Why has this happened in the UK and not elsewhere? The report debunks the idea that it is a ‘lifestyle choice’, by showing that the increase in inactivity is most marked among those with greater health needs or at greater health risk. My own guess would be that this is yet another consequence of the squeeze in resources going to health in the UK since 2010. The NHS was just about managing even though it was working beyond full capacity, but this meant that the UK health system was particularly vulnerable to a big health shock, and as waiting time data shows it has yet to show any signs of recovery from the shock of the pandemic.
The rise in those with long term health conditions doesn’t just lead to exits from employment, but also lower earnings (page 17) and productivity (page 26) for those who remain. Once again, the latter in particular has knock on effects on everyone else in the UK. For those who worry about this it also puts upward pressure on immigration. If I had to give two ways I was confident about how we could improve the UK’s growth and productivity performance, it would be through additional public investment and through improving UK health.
Most of the report is about how to do the latter, during a period when the government is likely to believe that money is very tight.

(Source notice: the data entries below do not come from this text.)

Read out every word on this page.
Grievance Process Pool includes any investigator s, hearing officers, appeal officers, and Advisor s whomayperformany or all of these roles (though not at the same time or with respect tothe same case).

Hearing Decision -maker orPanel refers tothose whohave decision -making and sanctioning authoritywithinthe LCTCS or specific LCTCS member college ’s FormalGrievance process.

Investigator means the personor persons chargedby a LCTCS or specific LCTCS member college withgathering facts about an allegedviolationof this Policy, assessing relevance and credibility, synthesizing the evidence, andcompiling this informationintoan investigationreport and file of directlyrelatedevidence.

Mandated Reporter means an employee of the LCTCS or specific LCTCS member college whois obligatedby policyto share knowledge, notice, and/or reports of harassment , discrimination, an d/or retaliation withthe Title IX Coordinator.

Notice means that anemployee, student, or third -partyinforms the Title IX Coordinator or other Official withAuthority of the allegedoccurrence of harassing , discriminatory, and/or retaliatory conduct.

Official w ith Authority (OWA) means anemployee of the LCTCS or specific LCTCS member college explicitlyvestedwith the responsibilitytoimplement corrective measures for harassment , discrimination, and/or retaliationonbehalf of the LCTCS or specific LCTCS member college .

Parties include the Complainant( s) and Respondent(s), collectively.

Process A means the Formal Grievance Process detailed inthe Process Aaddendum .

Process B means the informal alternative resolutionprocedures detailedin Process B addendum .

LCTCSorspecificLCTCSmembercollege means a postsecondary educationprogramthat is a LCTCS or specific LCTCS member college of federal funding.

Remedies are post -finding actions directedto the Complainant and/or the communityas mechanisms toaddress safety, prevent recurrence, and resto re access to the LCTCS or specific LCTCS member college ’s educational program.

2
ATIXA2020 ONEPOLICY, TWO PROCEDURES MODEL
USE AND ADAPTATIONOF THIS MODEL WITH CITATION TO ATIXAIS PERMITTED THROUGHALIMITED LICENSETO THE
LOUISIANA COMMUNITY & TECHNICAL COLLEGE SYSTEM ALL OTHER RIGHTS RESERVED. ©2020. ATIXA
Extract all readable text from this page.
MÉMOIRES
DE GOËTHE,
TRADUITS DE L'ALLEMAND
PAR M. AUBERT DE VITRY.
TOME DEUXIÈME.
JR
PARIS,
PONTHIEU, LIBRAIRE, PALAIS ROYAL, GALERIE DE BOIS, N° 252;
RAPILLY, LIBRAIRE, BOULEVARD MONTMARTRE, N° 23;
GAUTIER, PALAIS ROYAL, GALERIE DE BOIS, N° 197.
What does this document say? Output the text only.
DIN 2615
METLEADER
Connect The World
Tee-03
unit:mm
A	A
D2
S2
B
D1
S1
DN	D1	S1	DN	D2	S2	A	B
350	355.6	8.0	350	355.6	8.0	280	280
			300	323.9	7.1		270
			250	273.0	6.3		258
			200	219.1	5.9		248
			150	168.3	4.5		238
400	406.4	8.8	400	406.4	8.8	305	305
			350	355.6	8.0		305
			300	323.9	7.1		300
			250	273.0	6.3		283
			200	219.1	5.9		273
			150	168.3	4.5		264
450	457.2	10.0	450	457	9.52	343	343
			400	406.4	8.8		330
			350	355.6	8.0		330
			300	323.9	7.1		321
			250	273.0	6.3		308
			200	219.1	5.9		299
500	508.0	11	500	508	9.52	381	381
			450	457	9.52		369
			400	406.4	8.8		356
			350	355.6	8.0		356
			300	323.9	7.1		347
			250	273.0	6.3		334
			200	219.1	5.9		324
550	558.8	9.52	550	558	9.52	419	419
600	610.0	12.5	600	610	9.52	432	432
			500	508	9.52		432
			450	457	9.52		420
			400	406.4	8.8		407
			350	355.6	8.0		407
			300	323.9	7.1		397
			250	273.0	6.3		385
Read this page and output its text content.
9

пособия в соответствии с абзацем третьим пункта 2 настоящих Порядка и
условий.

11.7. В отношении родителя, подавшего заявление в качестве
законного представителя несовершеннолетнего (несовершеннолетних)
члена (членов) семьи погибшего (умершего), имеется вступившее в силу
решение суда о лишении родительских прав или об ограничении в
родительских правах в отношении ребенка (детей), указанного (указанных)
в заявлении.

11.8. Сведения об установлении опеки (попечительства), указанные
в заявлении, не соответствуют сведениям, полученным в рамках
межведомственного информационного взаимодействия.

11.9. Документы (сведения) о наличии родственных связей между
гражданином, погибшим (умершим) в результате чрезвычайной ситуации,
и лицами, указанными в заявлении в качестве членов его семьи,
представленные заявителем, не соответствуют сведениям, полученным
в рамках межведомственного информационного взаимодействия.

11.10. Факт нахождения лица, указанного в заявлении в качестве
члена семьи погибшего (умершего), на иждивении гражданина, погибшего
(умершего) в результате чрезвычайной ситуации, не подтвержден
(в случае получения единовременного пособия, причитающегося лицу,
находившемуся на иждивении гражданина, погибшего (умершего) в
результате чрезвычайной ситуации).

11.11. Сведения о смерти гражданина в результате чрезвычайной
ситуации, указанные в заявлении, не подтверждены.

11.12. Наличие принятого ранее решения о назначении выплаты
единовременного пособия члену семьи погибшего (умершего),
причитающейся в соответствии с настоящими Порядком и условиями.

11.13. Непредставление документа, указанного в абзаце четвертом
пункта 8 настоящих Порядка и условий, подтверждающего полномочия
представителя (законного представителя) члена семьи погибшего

The key emphasis is on moving away from a health mission all about dealing with acute need (what the report calls the ‘sickness model’, page 35), and instead aiming to create good health (page 39). In the sickness model personal health is seen largely as an individual responsibility, and society only gets involved when health problems arise. The problem with that model is nicely summarised by this graphic from the report:
Social conditions help determine how much people are able to take care of their health, and with a few exceptions we have largely ignored this problem. Focusing on the eventual effects of these social conditions rather than the conditions themselves not only reduces social welfare, but it is also more costly. Rising levels of obesity is an obvious example of this.
The idea that we should focus on prevention rather than cure is not new. What the report does very well is systematically and broadly think about what prevention might involve. It involves improving workplaces, for example, by incentivising firms to reduce stress and improve the workplace culture (page 41). It involves improving the unusually low level of UK sick pay which will help avoid sick people coming to work, taking longer to recover and affecting other workers. It involves taxing unhealthy goods far more than we do at present, and using some of that money to subsidise healthy goods (page 43). It involves providing more help and care for our children outside school (45). It involves reducing inequalities. And of course it involves reorienting more NHS expenditure towards health monitoring rather than treating illness.
For those who say this all sounds like creating a nanny state, let me introduce you to the basic economic idea of a Pigouvian tax. Sometimes individuals do things that have negative effects on others, but society rather than the individual bears the cost of those things. (We are used to thinking about negative externalities in the context of firms and issues like pollution, but the idea is far more general than that.) A Pigouvain tax tries to shift the cost from society back on to the individual. This leads to better social outcomes, and it also raises much needed cash.
Sometimes this idea can be applied directly, and a sugar tax is a very good example. In other situations applying a tax is not possible, so other incentives or regulations need to be employed. To go into all the ideas proposed by the report would make this post far too long, so I strongly recommend reading the report itself (page 53 onwards). It is full of ideas, case studies and international comparisons.
One final point. There are so many reports around nowadays, many of which have worthy goals but which involve additional costs to the public sector that are often left vague. This report includes an appendix which presents a costing of each proposal, or in some cases how much money a proposal will raise. If you take all the reports proposals together there is of course an immediate net fiscal cost, but like public investment this is not only money well spent, but is likely to pay for itself because of the benefits to the economy that will result.
[1] The relationship between happiness, wellbeing and utility is both interesting and complex, but that is for another time.